Sementara itu, akses terhadap tunjangan dan pelatihan sering kali tidak sampai ke mereka karena kendala administratif dan geografis.
Pemerintah daerah diharapkan lebih aktif menyalurkan dana pendidikan secara transparan dan tepat sasaran.
Kolaborasi dengan masyarakat setempat juga penting untuk mendukung guru dalam memberikan pendidikan terbaik bagi anak-anak di pelosok negeri.
Guru Bukan Sekadar Pekerjaan, Tapi Pengabdian
Meski sering terabaikan, guru tetap menjadi simbol pengabdian sejati.

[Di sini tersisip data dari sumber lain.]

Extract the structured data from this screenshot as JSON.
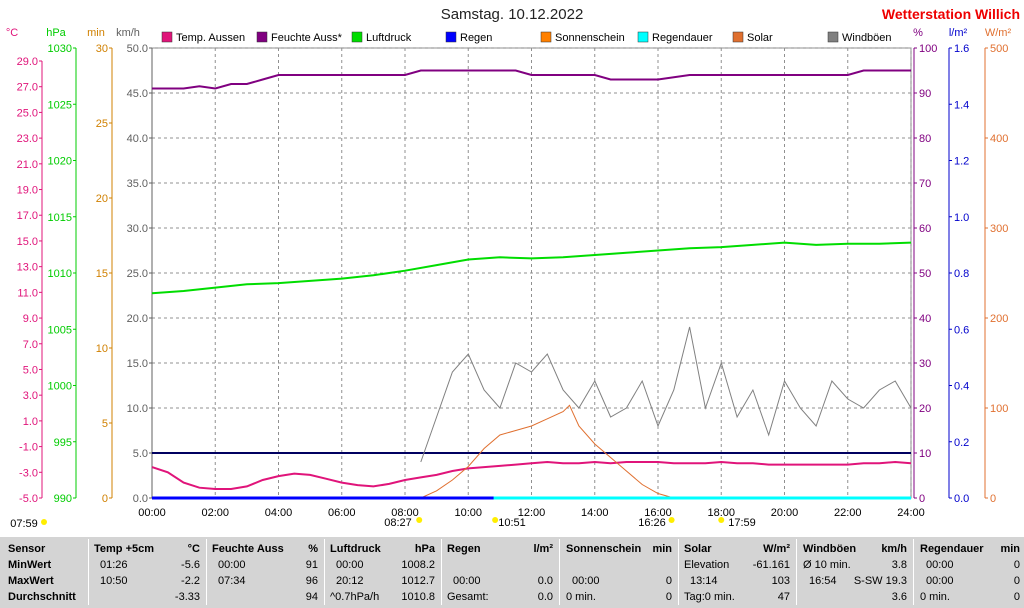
{
  "header": {
    "title": "Samstag. 10.12.2022",
    "brand": "Wetterstation Willich"
  },
  "axes": {
    "celsius": {
      "unit": "°C",
      "ticks": [
        "29.0",
        "27.0",
        "25.0",
        "23.0",
        "21.0",
        "19.0",
        "17.0",
        "15.0",
        "13.0",
        "11.0",
        "9.0",
        "7.0",
        "5.0",
        "3.0",
        "1.0",
        "-1.0",
        "-3.0",
        "-5.0"
      ]
    },
    "hpa": {
      "unit": "hPa",
      "ticks": [
        "1030",
        "1025",
        "1020",
        "1015",
        "1010",
        "1005",
        "1000",
        "995",
        "990"
      ]
    },
    "min": {
      "unit": "min",
      "ticks": [
        "30",
        "25",
        "20",
        "15",
        "10",
        "5",
        "0"
      ]
    },
    "kmh": {
      "unit": "km/h",
      "ticks": [
        "50.0",
        "45.0",
        "40.0",
        "35.0",
        "30.0",
        "25.0",
        "20.0",
        "15.0",
        "10.0",
        "5.0",
        "0.0"
      ]
    },
    "percent": {
      "unit": "%",
      "ticks": [
        "100",
        "90",
        "80",
        "70",
        "60",
        "50",
        "40",
        "30",
        "20",
        "10",
        "0"
      ]
    },
    "lm2": {
      "unit": "l/m²",
      "ticks": [
        "1.6",
        "1.4",
        "1.2",
        "1.0",
        "0.8",
        "0.6",
        "0.4",
        "0.2",
        "0.0"
      ]
    },
    "wm2": {
      "unit": "W/m²",
      "ticks": [
        "500",
        "400",
        "300",
        "200",
        "100",
        "0"
      ]
    },
    "time": {
      "ticks": [
        "00:00",
        "02:00",
        "04:00",
        "06:00",
        "08:00",
        "10:00",
        "12:00",
        "14:00",
        "16:00",
        "18:00",
        "20:00",
        "22:00",
        "24:00"
      ]
    }
  },
  "chart_data": {
    "type": "line",
    "title": "Samstag. 10.12.2022",
    "x_range_hours": [
      0,
      24
    ],
    "grid": true,
    "legend": [
      {
        "name": "Temp. Aussen",
        "color": "#e0147a"
      },
      {
        "name": "Feuchte Auss*",
        "color": "#800080"
      },
      {
        "name": "Luftdruck",
        "color": "#00dd00"
      },
      {
        "name": "Regen",
        "color": "#0000ff"
      },
      {
        "name": "Sonnenschein",
        "color": "#ff8000"
      },
      {
        "name": "Regendauer",
        "color": "#00ffff"
      },
      {
        "name": "Solar",
        "color": "#e07030"
      },
      {
        "name": "Windböen",
        "color": "#808080"
      }
    ],
    "series": [
      {
        "name": "Temp. Aussen",
        "unit": "°C",
        "color": "#e0147a",
        "x": [
          0,
          0.5,
          1,
          1.5,
          2,
          2.5,
          3,
          3.5,
          4,
          4.5,
          5,
          5.5,
          6,
          6.5,
          7,
          7.5,
          8,
          8.5,
          9,
          9.5,
          10,
          10.5,
          11,
          11.5,
          12,
          12.5,
          13,
          13.5,
          14,
          14.5,
          15,
          15.5,
          16,
          16.5,
          17,
          17.5,
          18,
          18.5,
          19,
          19.5,
          20,
          20.5,
          21,
          21.5,
          22,
          22.5,
          23,
          23.5,
          24
        ],
        "y": [
          -2.6,
          -3.0,
          -3.8,
          -4.2,
          -4.3,
          -4.3,
          -4.1,
          -3.6,
          -3.3,
          -3.1,
          -3.2,
          -3.5,
          -3.8,
          -4.0,
          -4.1,
          -3.9,
          -3.6,
          -3.4,
          -3.2,
          -2.9,
          -2.7,
          -2.6,
          -2.5,
          -2.4,
          -2.3,
          -2.2,
          -2.3,
          -2.3,
          -2.2,
          -2.3,
          -2.2,
          -2.2,
          -2.2,
          -2.3,
          -2.3,
          -2.3,
          -2.2,
          -2.3,
          -2.3,
          -2.4,
          -2.4,
          -2.4,
          -2.4,
          -2.4,
          -2.4,
          -2.3,
          -2.3,
          -2.2,
          -2.3
        ]
      },
      {
        "name": "Feuchte Auss*",
        "unit": "%",
        "color": "#800080",
        "x": [
          0,
          1,
          1.5,
          2,
          2.5,
          3,
          3.5,
          4,
          5,
          6,
          7,
          8,
          8.5,
          9,
          10,
          11,
          11.5,
          12,
          13,
          14,
          14.5,
          15,
          16,
          17,
          18,
          19,
          20,
          20.5,
          21,
          22,
          22.5,
          23,
          24
        ],
        "y": [
          91,
          91,
          91.5,
          91,
          92,
          92,
          93,
          94,
          94,
          94,
          94,
          94,
          95,
          95,
          95,
          95,
          95,
          94,
          94,
          94,
          93,
          93,
          93,
          94,
          94,
          94,
          94,
          94,
          94,
          94,
          95,
          95,
          95
        ]
      },
      {
        "name": "Luftdruck",
        "unit": "hPa",
        "color": "#00dd00",
        "x": [
          0,
          1,
          2,
          3,
          4,
          5,
          6,
          7,
          8,
          9,
          10,
          11,
          12,
          13,
          14,
          15,
          16,
          17,
          18,
          19,
          20,
          21,
          22,
          23,
          24
        ],
        "y": [
          1008.2,
          1008.4,
          1008.7,
          1009.0,
          1009.1,
          1009.3,
          1009.5,
          1009.8,
          1010.2,
          1010.7,
          1011.2,
          1011.4,
          1011.3,
          1011.4,
          1011.6,
          1011.8,
          1012.0,
          1012.2,
          1012.3,
          1012.5,
          1012.7,
          1012.5,
          1012.6,
          1012.6,
          1012.7
        ]
      },
      {
        "name": "Solar",
        "unit": "W/m²",
        "color": "#e07030",
        "x": [
          8.5,
          9,
          9.5,
          10,
          10.5,
          11,
          11.5,
          12,
          12.5,
          13,
          13.2,
          13.5,
          14,
          14.5,
          15,
          15.5,
          16,
          16.5
        ],
        "y": [
          0,
          8,
          20,
          35,
          55,
          70,
          75,
          80,
          88,
          96,
          103,
          80,
          60,
          45,
          30,
          15,
          5,
          0
        ]
      },
      {
        "name": "Windböen",
        "unit": "km/h",
        "color": "#808080",
        "x": [
          8.5,
          9,
          9.5,
          10,
          10.5,
          11,
          11.5,
          12,
          12.5,
          13,
          13.5,
          14,
          14.5,
          15,
          15.5,
          16,
          16.5,
          17,
          17.5,
          18,
          18.5,
          19,
          19.5,
          20,
          20.5,
          21,
          21.5,
          22,
          22.5,
          23,
          23.5,
          24
        ],
        "y": [
          4,
          9,
          14,
          16,
          12,
          10,
          15,
          14,
          16,
          12,
          10,
          13,
          9,
          10,
          13,
          8,
          12,
          19,
          10,
          15,
          9,
          12,
          7,
          13,
          10,
          8,
          13,
          11,
          10,
          12,
          13,
          10
        ]
      },
      {
        "name": "Regen",
        "unit": "l/m²",
        "color": "#0000ff",
        "x": [
          0,
          24
        ],
        "y": [
          0,
          0
        ]
      },
      {
        "name": "Regendauer",
        "unit": "min",
        "color": "#00ffff",
        "x": [
          10.8,
          24
        ],
        "y": [
          0,
          0
        ]
      }
    ],
    "reference_lines": [
      {
        "value_celsius": -1.5,
        "color": "#000060"
      }
    ],
    "axis_ranges": {
      "celsius": [
        -5,
        30
      ],
      "hpa": [
        990,
        1030
      ],
      "min": [
        0,
        30
      ],
      "kmh": [
        0,
        50
      ],
      "percent": [
        0,
        100
      ],
      "lm2": [
        0,
        1.6
      ],
      "wm2": [
        0,
        500
      ]
    }
  },
  "events": {
    "sunrise": "08:27",
    "sunset": "16:26",
    "event_left": "07:59",
    "event_mid": "10:51",
    "event_right": "17:59"
  },
  "stats": {
    "row_labels": {
      "sensor": "Sensor",
      "min": "MinWert",
      "max": "MaxWert",
      "avg": "Durchschnitt"
    },
    "temp": {
      "label": "Temp +5cm",
      "unit": "°C",
      "min_time": "01:26",
      "min": "-5.6",
      "max_time": "10:50",
      "max": "-2.2",
      "avg": "-3.33"
    },
    "humidity": {
      "label": "Feuchte Auss",
      "unit": "%",
      "min_time": "00:00",
      "min": "91",
      "max_time": "07:34",
      "max": "96",
      "avg": "94"
    },
    "pressure": {
      "label": "Luftdruck",
      "unit": "hPa",
      "min_time": "00:00",
      "min": "1008.2",
      "max_time": "20:12",
      "max": "1012.7",
      "avg_label": "^0.7hPa/h",
      "avg": "1010.8"
    },
    "rain": {
      "label": "Regen",
      "unit": "l/m²",
      "max_time": "00:00",
      "max": "0.0",
      "avg_label": "Gesamt:",
      "avg": "0.0"
    },
    "sunshine": {
      "label": "Sonnenschein",
      "unit": "min",
      "max_time": "00:00",
      "max": "0",
      "avg_label": "0 min.",
      "avg": "0"
    },
    "solar": {
      "label": "Solar",
      "unit": "W/m²",
      "min_label": "Elevation",
      "min": "-61.161",
      "max_time": "13:14",
      "max": "103",
      "avg_label": "Tag:0 min.",
      "avg": "47"
    },
    "wind": {
      "label": "Windböen",
      "unit": "km/h",
      "min_label": "Ø 10 min.",
      "min": "3.8",
      "max_time": "16:54",
      "max": "S-SW 19.3",
      "avg": "3.6"
    },
    "raindur": {
      "label": "Regendauer",
      "unit": "min",
      "min_time": "00:00",
      "min": "0",
      "max_time": "00:00",
      "max": "0",
      "avg_label": "0 min.",
      "avg": "0"
    }
  }
}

Mereka hadir di setiap ruang kelas untuk menanamkan nilai, bukan hanya ilmu.
Namun, pengabdian tanpa penghargaan bisa membuat profesi mulia ini kehilangan generasi penerusnya.
Menurut riset dari Universitas Negeri Jakarta (UNJ), minat mahasiswa untuk menjadi guru menurun 18% dalam lima tahun terakhir.
Alasannya sederhana: beban besar, gaji kecil, dan status yang tidak pasti.
Jika tren ini terus berlanjut, Indonesia akan menghadapi krisis tenaga pendidik dalam 10 tahun mendatang.
Saatnya Mengembalikan Martabat Guru
Sudah saatnya pemerintah tidak hanya menjadikan guru sebagai jargon politik menjelang pemilu.
Kesejahteraan guru harus dipandang sebagai investasi masa depan bangsa, bukan sekadar biaya rutin anggaran pendidikan.
Negara-negara maju seperti Finlandia menunjukkan bahwa penghargaan terhadap guru berdampak langsung pada kualitas pendidikan nasional.
Ketika guru bahagia, siswa pun akan tumbuh dalam lingkungan belajar yang sehat dan produktif.
Kesimpulan
Guru bukan hanya pengajar, tapi pembentuk karakter dan masa depan bangsa.
Jika mereka terus dibiarkan berjuang sendirian, kita tidak bisa berharap pada sistem pendidikan yang unggul.
Pemerintah, masyarakat, dan lembaga pendidikan harus bergandengan tangan untuk memperjuangkan kesejahteraan mereka.
Karena pada akhirnya, pendidikan tidak akan pernah maju tanpa guru yang sejahtera, dihargai, dan didengar.